The most material difference between retail firms approaching healthcare from the perspective of consumers, and healthcare providers approaching patient acquisition and retention from the antediluvian perspective of the new-kids-on-the-block, the new-kids are actually adding customers hand over fist. If you do the math, they are actually adding customers hand over fist, and hand over fist…and so forth.
And here’s my point—yes, it took me a while, but hopefully it was worth the wait.
So, if you are a provider executive, or a board member of a provider, you should be screaming at someone.
Most of the people in your health system’s radius of service, the population you serve—think population health management—are regularly spending their healthcare dollars everywhere else but with you, spending it on retail providers.
Perhaps you are thinking, “We can’t make money testing people for strep throat.” CVS has a line of dump trucks carting away the money they are making from performing those tests. Provider executives vehemently decried they are not in the business of healthcare consumerism. And they are correct in their declarations. They aren’t.
Maybe they should be.
Any one of us working in the healthcare “business” has an unlimited opportunity to look at our business from the outside, as well as uniquely from the inside. We are actual consumers of healthcare, whether active or passive by good fortune, good genes, good habits or not yet running into our own unhealthy realities. But, those of us well-practiced in the business of healthcare tend to look at health-CARE through a scratched, missing or perhaps damaged lens. And we are best served to look after removal of our vested professional interests! The current opportunity is not lost on us! Ironically, it’s all about people: the consumer and us! And, us, as consumers!
• We need to not spend huge volumes of healthcare dollars on technology that does not deliver an immediate high quality product. We need to buy expertise to purchase technology that does not require immense adaptation upon installation. And, we need to strategize how to purposefully engage consumers in available technology, and not simply assume a match!
• We need to strategically assess the nature and volume of irreplaceable time that technology steals from our most precious resources: our staff. We need to talk with staff about their “patient care” experience. These are highly talented and committed professionals, worthy of our time and focus, not just when supply is limited. How can the care provider re-distribute time with expanded use of click and dialogue patient relationships? Have we carefully studied and accommodated for the different demands of such an on-call schedule?

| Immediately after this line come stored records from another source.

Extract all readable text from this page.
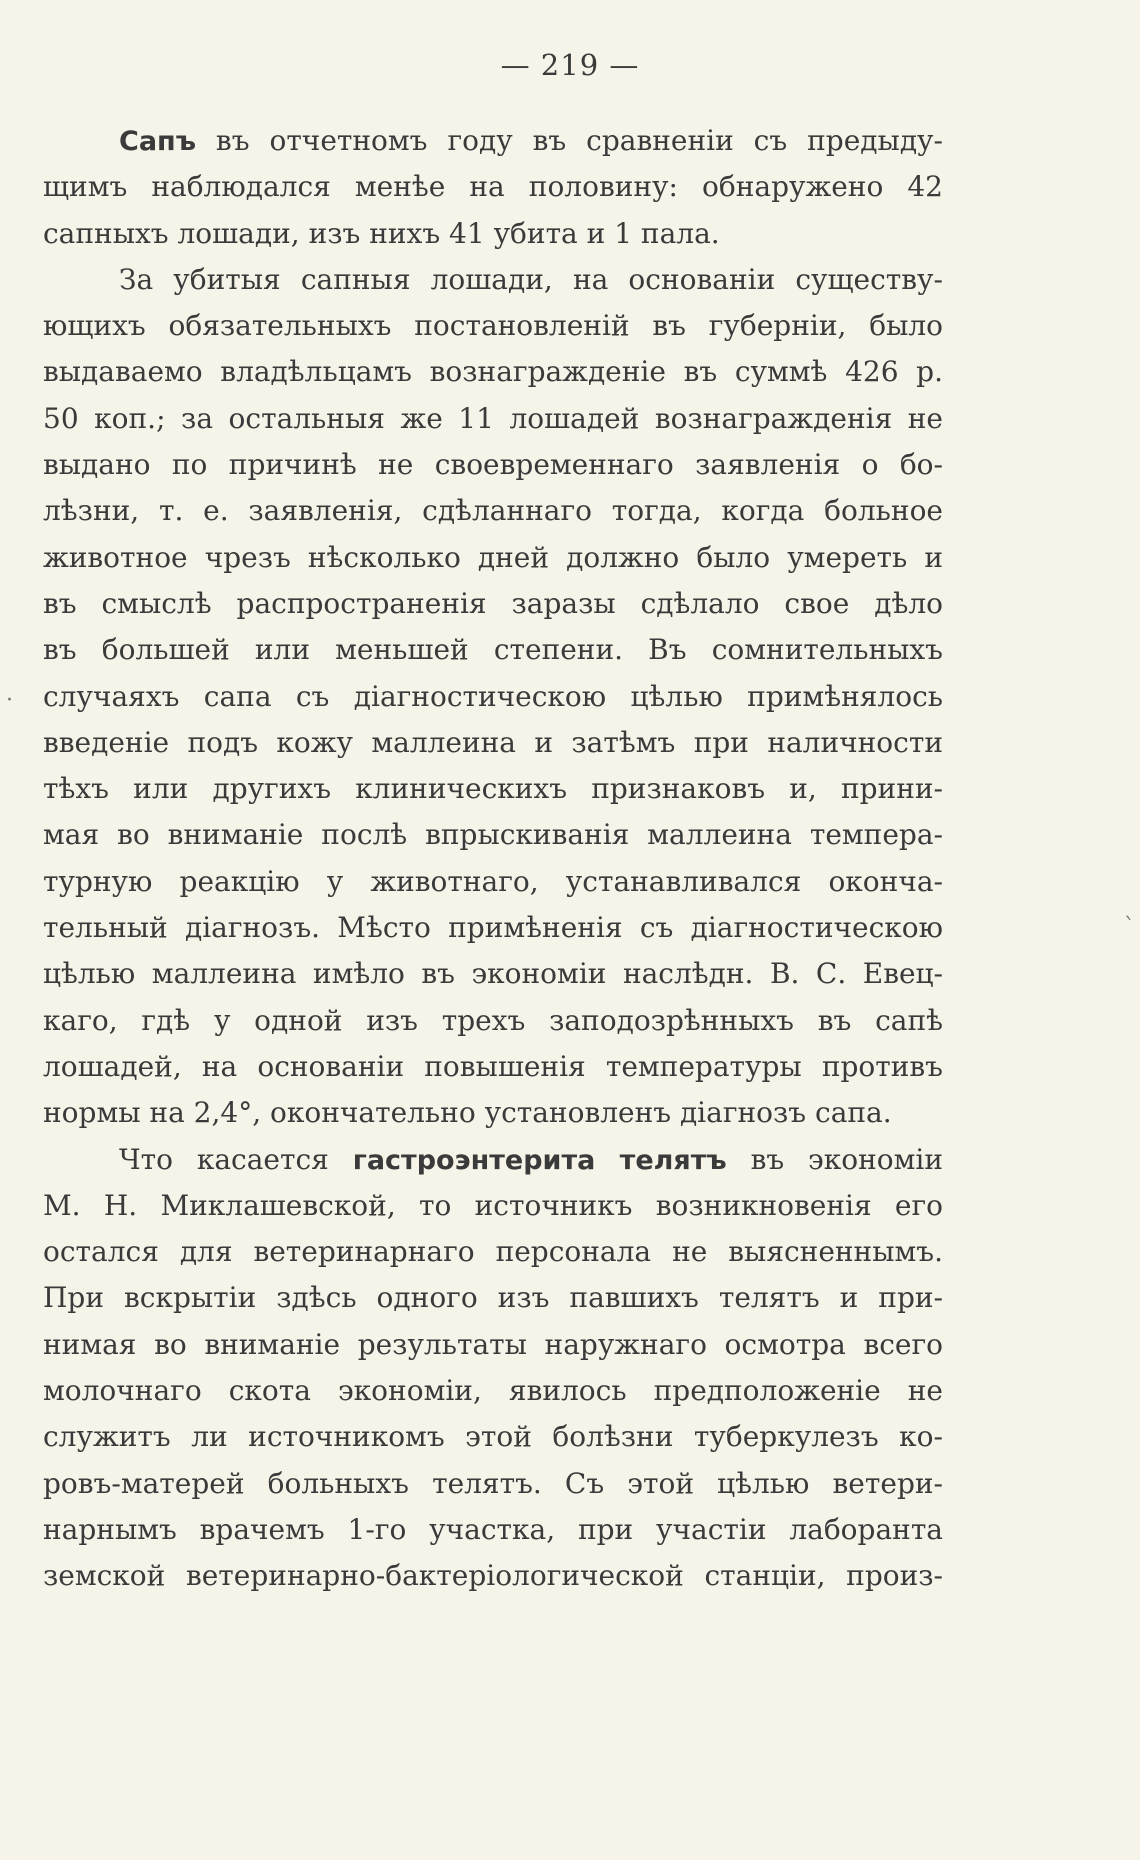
— 219 —
Сапъ въ отчетномъ году въ сравненіи съ предыду-
щимъ наблюдался менѣе на половину: обнаружено 42
сапныхъ лошади, изъ нихъ 41 убита и 1 пала.
За убитыя сапныя лошади, на основаніи существу-
ющихъ обязательныхъ постановленій въ губерніи, было
выдаваемо владѣльцамъ вознагражденіе въ суммѣ 426 р.
50 коп.; за остальныя же 11 лошадей вознагражденія не
выдано по причинѣ не своевременнаго заявленія о бо-
лѣзни, т. е. заявленія, сдѣланнаго тогда, когда больное
животное чрезъ нѣсколько дней должно было умереть и
въ смыслѣ распространенія заразы сдѣлало свое дѣло
въ большей или меньшей степени. Въ сомнительныхъ
случаяхъ сапа съ діагностическою цѣлью примѣнялось
введеніе подъ кожу маллеина и затѣмъ при наличности
тѣхъ или другихъ клиническихъ признаковъ и, прини-
мая во вниманіе послѣ впрыскиванія маллеина темпера-
турную реакцію у животнаго, устанавливался оконча-
тельный діагнозъ. Мѣсто примѣненія съ діагностическою
цѣлью маллеина имѣло въ экономіи наслѣдн. В. С. Евец-
каго, гдѣ у одной изъ трехъ заподозрѣнныхъ въ сапѣ
лошадей, на основаніи повышенія температуры противъ
нормы на 2,4°, окончательно установленъ діагнозъ сапа.
Что касается гастроэнтерита телятъ въ экономіи
М. Н. Миклашевской, то источникъ возникновенія его
остался для ветеринарнаго персонала не выясненнымъ.
При вскрытіи здѣсь одного изъ павшихъ телятъ и при-
нимая во вниманіе результаты наружнаго осмотра всего
молочнаго скота экономіи, явилось предположеніе не
служитъ ли источникомъ этой болѣзни туберкулезъ ко-
ровъ-матерей больныхъ телятъ. Съ этой цѣлью ветери-
нарнымъ врачемъ 1-го участка, при участіи лаборанта
земской ветеринарно-бактеріологической станціи, произ-
·
ˋ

• We need to lose the rhetoric “we are patient centered” and willingly embrace reality. In what small and huge ways could we transform our processes and systems to truly demonstrate being patient-centered. Patients and staff do not want rhetoric, they want to experience meaningful actions!

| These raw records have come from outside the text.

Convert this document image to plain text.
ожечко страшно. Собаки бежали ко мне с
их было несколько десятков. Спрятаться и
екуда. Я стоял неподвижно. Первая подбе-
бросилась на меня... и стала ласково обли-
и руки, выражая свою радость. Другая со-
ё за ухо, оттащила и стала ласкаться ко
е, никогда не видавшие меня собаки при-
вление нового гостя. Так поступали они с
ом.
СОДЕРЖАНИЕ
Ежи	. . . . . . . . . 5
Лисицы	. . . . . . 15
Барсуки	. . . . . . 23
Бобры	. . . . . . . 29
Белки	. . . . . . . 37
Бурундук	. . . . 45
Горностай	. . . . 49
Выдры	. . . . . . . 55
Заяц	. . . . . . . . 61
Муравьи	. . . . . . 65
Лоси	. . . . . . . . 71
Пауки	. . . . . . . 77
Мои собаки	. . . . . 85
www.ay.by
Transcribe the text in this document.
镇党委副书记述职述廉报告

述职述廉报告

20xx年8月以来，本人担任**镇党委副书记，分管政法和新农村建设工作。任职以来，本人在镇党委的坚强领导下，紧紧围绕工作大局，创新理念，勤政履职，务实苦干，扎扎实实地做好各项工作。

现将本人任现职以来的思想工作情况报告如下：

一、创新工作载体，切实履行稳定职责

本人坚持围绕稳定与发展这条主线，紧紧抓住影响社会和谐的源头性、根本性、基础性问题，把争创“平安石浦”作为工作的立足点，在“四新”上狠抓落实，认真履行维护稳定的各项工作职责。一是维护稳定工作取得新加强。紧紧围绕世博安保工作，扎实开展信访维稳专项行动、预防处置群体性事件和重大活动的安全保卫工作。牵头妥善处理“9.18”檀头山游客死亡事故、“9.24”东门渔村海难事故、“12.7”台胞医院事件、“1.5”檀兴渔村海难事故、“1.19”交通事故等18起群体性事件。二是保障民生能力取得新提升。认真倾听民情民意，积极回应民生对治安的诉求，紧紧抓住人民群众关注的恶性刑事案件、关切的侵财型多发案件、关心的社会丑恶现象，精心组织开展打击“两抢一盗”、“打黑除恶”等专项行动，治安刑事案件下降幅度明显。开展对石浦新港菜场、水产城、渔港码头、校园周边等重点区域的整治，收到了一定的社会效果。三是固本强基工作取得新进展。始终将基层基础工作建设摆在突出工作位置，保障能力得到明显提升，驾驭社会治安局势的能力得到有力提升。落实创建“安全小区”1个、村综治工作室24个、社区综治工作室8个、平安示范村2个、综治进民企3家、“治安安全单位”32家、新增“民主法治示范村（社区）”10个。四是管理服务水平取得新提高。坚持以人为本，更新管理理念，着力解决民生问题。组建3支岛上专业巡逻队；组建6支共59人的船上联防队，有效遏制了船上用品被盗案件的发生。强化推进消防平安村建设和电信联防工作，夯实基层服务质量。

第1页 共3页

• We need to see, believe and experience what our patients see, believe and experience – yes, experience, as we are only as great as our worst quality of care and/or patient experience. What is the care flow, timing and interpersonal dynamics really like in our gizmo-whammied environment?

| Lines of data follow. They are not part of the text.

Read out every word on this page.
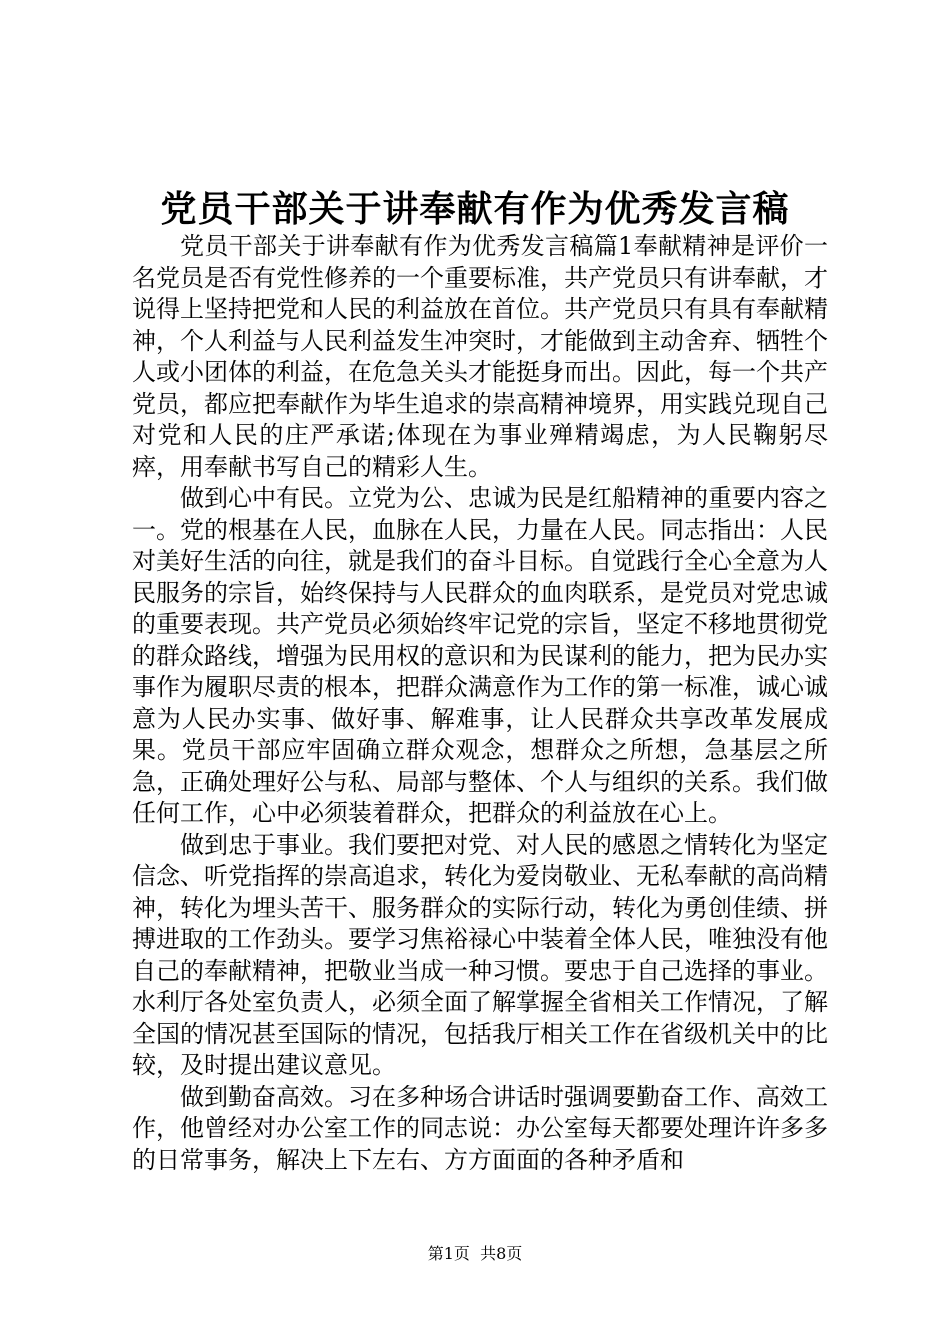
党员干部关于讲奉献有作为优秀发言稿

党员干部关于讲奉献有作为优秀发言稿篇1奉献精神是评价一名党员是否有党性修养的一个重要标准，共产党员只有讲奉献，才说得上坚持把党和人民的利益放在首位。共产党员只有具有奉献精神，个人利益与人民利益发生冲突时，才能做到主动舍弃、牺牲个人或小团体的利益，在危急关头才能挺身而出。因此，每一个共产党员，都应把奉献作为毕生追求的崇高精神境界，用实践兑现自己对党和人民的庄严承诺;体现在为事业殚精竭虑，为人民鞠躬尽瘁，用奉献书写自己的精彩人生。

做到心中有民。立党为公、忠诚为民是红船精神的重要内容之一。党的根基在人民，血脉在人民，力量在人民。同志指出：人民对美好生活的向往，就是我们的奋斗目标。自觉践行全心全意为人民服务的宗旨，始终保持与人民群众的血肉联系，是党员对党忠诚的重要表现。共产党员必须始终牢记党的宗旨，坚定不移地贯彻党的群众路线，增强为民用权的意识和为民谋利的能力，把为民办实事作为履职尽责的根本，把群众满意作为工作的第一标准，诚心诚意为人民办实事、做好事、解难事，让人民群众共享改革发展成果。党员干部应牢固确立群众观念，想群众之所想，急基层之所急，正确处理好公与私、局部与整体、个人与组织的关系。我们做任何工作，心中必须装着群众，把群众的利益放在心上。

做到忠于事业。我们要把对党、对人民的感恩之情转化为坚定信念、听党指挥的崇高追求，转化为爱岗敬业、无私奉献的高尚精神，转化为埋头苦干、服务群众的实际行动，转化为勇创佳绩、拼搏进取的工作劲头。要学习焦裕禄心中装着全体人民，唯独没有他自己的奉献精神，把敬业当成一种习惯。要忠于自己选择的事业。水利厅各处室负责人，必须全面了解掌握全省相关工作情况，了解全国的情况甚至国际的情况，包括我厅相关工作在省级机关中的比较，及时提出建议意见。

做到勤奋高效。习在多种场合讲话时强调要勤奋工作、高效工作，他曾经对办公室工作的同志说：办公室每天都要处理许许多多的日常事务，解决上下左右、方方面面的各种矛盾和

第1页  共8页
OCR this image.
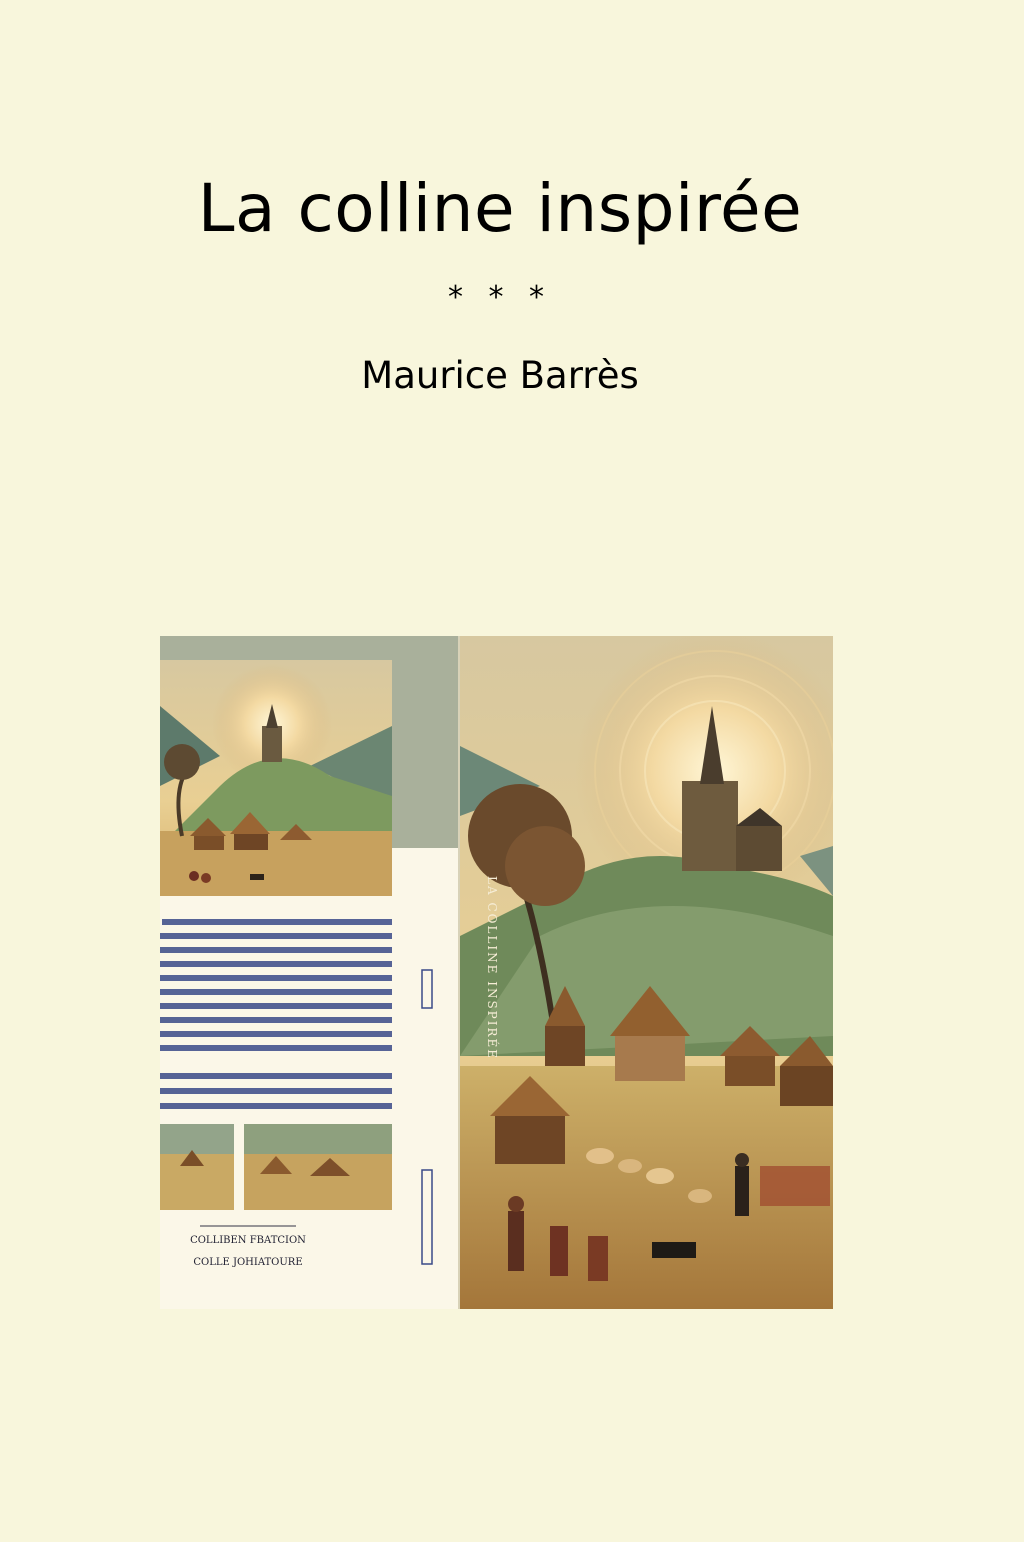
La colline inspirée
* * *
Maurice Barrès
COLLIBEN FBATCION
COLLE JOHIATOURE
LA COLLINE INSPIRÉE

• We cannot be loathe to any creative ideas or strategies, short of unethical or illegal practices. Let’s live our mission statements with wild exuberance, strategically demonstrating our values clearly within every patient and staff dynamic.
We have the chance to re-invent healthcare! Being too comfortable in the predictable or inefficient may carry us forward, but does not carry healthcare forward. Let’s not live in familiarity, fear or reactivity. Let’s be daring, put our passion where our actions are, and truly embrace this time of opportunity!
Great response Patti! Please keep reading and sharing your insight.
Thanks, Paul! Thanks for the great article … we all need to be thinking in a creative resourceful way, without constraint! Thomas Edison delivered one of my favorite life quotes: “If we did all the things we are capable of, we would literally astound ourselves.” We can always do more and better!